Where things get sticky is when some part of us stomps its feet in an inner tantrum, trying to stop a natural process over which we truly have no control.
The "ugh" doesn't cause us suffering. It's the resistance to the "ugh" that makes us suffer.
This goes hand in hand with another concept you've likely heard:
Pain is inevitable; suffering is optional.
Pain occurs in nature. It's a naturally arising phenomenon designed to help keep us safe by bringing our attention to some misalignment.
And no matter how hard we try, we're just not going to be able to stop pain's circumstantial arising.
So it doesn't make much logical sense to resist something that's going to come and go no matter what we do, right?
But the way these human brains of ours are wired, we try to resist pain and discomfort when we anticipate them coming our way anyway.
But the more we resist anything that's a natural part of the cycle of life, the more suffering we cause ourselves.
Byron Katie puts it this way:
"The only time we suffer is when we believe a thought that argues with what is. When the mind is perfectly clear, what is is what we want."
So OK, if you're on board at this point with the notion that the less you "argue with what is," the less you'll suffer, the question is:
How can we move toward that center of equanimity — that space within which we can be OK with whatever’s happening — without being knocked off center by every wave that rolls through or exhausting ourselves by throwing fruitless temper tantrums trying to resist each wave?
First:
Slow down. Press pause.
Take a few breaths.
Feel your feet firmly rooting into the Earth beneath you.
And notice what's happening in your body in (just) this (one) moment.
And now in this one...And now this one...
Just acknowledge what's happening in reality in this moment; not as filtered through your mental narrative, but as felt as direct sensation in the body.
NEXT:
Allow whatever's happening right now to be happening.
No resistance, no clinging. Simply notice what's present and allow it to be as it is.
(*Don't worry, this doesn't mean you can't take action if it's appropriate at some point. This pause just gives you room to check out what's really happening so you can make a useful, conscious choice about that action when the time comes.)
THEN:
Breathe some space around any resistance or suffering — tension, contraction, shutting down — you notice in your inner experience.
A spoonful of salt in a glass of water would be too salty to drink. That same spoonful of salt in a huge clear pool would hardly be noticeable.
Imagine your mind and awareness are as spacious as that clear pool of water, vast enough to be undisturbed at the deepest levels even as ripples blow across its surface.
Then:
Extend yourself some compassion. It's natural that we struggle when we feel pain, fear, or discomfort. So offer yourself some soothing words like:
"It's OK."
“This will pass."
“I'm sorry you're having a hard time."
"I'm here with you."
Place one or both palms over your heart as you repeat these soothing words to yourself.
You're learning to regulate your nervous system in a moment of stress.
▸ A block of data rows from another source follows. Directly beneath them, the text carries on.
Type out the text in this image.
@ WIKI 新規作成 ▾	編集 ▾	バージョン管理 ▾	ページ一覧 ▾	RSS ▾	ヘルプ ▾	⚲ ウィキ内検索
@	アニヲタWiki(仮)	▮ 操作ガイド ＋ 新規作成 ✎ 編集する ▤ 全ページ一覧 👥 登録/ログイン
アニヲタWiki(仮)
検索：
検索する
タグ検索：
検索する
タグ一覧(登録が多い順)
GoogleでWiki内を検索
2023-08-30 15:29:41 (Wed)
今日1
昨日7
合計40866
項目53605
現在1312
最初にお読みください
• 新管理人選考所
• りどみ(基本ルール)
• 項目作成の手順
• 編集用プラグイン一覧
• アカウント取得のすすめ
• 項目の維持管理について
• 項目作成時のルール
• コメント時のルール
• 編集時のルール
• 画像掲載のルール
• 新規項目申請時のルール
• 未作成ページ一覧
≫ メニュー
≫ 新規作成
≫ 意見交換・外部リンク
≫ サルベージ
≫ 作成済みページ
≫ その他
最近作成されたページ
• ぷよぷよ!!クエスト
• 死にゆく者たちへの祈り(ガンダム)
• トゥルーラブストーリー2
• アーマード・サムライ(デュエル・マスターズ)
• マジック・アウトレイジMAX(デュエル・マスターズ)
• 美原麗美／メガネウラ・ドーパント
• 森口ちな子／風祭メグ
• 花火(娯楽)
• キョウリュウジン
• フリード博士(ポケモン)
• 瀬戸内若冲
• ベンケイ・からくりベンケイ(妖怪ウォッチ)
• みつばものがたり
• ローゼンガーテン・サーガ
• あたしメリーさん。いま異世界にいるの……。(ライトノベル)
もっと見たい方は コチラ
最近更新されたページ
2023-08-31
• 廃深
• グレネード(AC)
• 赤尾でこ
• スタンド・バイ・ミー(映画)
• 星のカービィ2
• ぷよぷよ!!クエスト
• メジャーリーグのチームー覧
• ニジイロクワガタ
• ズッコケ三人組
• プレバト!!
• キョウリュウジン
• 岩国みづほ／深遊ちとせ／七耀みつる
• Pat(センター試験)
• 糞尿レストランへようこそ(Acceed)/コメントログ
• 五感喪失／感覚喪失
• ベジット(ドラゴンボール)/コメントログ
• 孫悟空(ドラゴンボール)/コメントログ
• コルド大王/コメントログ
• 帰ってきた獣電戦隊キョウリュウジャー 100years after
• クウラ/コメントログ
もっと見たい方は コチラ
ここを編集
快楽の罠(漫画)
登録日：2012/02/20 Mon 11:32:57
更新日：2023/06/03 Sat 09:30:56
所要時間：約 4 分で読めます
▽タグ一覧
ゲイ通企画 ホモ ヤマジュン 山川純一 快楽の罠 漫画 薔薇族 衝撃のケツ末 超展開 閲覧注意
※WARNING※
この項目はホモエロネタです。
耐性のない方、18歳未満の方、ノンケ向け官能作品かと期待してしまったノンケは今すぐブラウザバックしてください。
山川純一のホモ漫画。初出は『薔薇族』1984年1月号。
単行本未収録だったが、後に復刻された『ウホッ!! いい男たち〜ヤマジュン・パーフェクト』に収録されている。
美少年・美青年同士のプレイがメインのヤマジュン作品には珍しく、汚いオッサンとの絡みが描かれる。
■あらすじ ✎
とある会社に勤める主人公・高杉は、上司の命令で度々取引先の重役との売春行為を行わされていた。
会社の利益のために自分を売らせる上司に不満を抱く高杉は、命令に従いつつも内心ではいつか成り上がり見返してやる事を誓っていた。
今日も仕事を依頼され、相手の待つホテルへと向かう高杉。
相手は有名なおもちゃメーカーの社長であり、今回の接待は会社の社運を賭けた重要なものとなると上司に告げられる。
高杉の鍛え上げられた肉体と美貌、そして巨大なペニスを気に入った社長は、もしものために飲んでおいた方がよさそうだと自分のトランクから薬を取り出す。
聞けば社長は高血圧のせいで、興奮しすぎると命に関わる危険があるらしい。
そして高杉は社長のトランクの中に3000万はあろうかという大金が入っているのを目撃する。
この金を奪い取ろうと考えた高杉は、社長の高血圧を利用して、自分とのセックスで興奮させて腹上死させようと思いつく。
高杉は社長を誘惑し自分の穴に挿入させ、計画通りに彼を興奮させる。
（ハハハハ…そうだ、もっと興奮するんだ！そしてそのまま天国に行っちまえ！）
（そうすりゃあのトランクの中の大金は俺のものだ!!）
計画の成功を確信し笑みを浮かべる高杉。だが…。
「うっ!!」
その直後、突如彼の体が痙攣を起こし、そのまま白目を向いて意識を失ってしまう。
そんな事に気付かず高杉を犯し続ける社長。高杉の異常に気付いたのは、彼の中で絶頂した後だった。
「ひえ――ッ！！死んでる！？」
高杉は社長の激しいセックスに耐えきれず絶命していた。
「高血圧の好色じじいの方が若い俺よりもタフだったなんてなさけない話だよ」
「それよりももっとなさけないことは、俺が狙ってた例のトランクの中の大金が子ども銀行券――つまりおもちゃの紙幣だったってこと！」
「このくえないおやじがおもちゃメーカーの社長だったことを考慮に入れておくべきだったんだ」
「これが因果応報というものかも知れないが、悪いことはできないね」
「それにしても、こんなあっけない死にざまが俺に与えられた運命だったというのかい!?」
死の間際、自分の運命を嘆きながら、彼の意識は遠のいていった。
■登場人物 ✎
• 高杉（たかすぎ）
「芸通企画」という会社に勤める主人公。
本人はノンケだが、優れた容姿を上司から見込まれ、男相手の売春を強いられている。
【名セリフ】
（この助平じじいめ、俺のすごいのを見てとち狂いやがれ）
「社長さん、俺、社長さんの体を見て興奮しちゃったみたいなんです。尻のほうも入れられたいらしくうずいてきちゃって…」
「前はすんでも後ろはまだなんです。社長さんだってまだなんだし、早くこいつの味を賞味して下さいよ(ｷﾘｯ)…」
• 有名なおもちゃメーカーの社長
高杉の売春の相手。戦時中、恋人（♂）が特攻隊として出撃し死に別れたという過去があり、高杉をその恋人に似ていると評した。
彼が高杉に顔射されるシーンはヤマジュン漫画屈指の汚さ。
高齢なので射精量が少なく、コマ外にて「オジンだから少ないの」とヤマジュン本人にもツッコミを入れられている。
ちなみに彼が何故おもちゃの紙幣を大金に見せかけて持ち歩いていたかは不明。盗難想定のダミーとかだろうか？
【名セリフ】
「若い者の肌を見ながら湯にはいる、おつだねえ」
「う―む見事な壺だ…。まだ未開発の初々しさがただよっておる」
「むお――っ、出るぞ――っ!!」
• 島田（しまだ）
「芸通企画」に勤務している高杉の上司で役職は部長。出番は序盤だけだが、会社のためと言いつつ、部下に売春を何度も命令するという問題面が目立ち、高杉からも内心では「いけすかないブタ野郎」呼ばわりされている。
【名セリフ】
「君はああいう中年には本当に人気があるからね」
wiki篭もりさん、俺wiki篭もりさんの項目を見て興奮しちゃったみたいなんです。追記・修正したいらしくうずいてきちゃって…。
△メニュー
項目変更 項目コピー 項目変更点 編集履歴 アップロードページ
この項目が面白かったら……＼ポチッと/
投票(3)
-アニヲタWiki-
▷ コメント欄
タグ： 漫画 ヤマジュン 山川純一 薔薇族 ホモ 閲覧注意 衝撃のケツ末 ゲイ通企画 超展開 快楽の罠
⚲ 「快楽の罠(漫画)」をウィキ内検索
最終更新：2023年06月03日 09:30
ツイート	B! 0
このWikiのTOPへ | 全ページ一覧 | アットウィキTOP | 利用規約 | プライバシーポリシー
You're starting to rewire your system's impulse to reactively resist what's present when it feels unpleasant or scary and starting to build faith and bandwidth and resilience around your ability to take steps forward even when it feels hard.
so then, last but definitely not least:
Commit to taking some aligned action steps every day in the direction you want to head.
Because aligned action is an antidote to resistance.
The way we dial back resistance is by proving to ourselves through consistent action that we can, in fact, actually do the thing that resistance was telling us was too hard or scary or impossible to do.
Or, if you'd prefer to keep driving yourself crazy, you know the shortcut:
Resist what's happening or hop on the mental hamster wheel of repetitive worry thoughts and fear stories about it.
The choice is yours.
And it's a pretty simple one once we slow down enough to really investigate the ripple effects of accepting, expansive choices versus resistant, contractive ones.
And if you knock just a few little letters out of resisting, you'll find yourself resting.
Right here, right now, in your naturally peaceful center and naturally loving essence.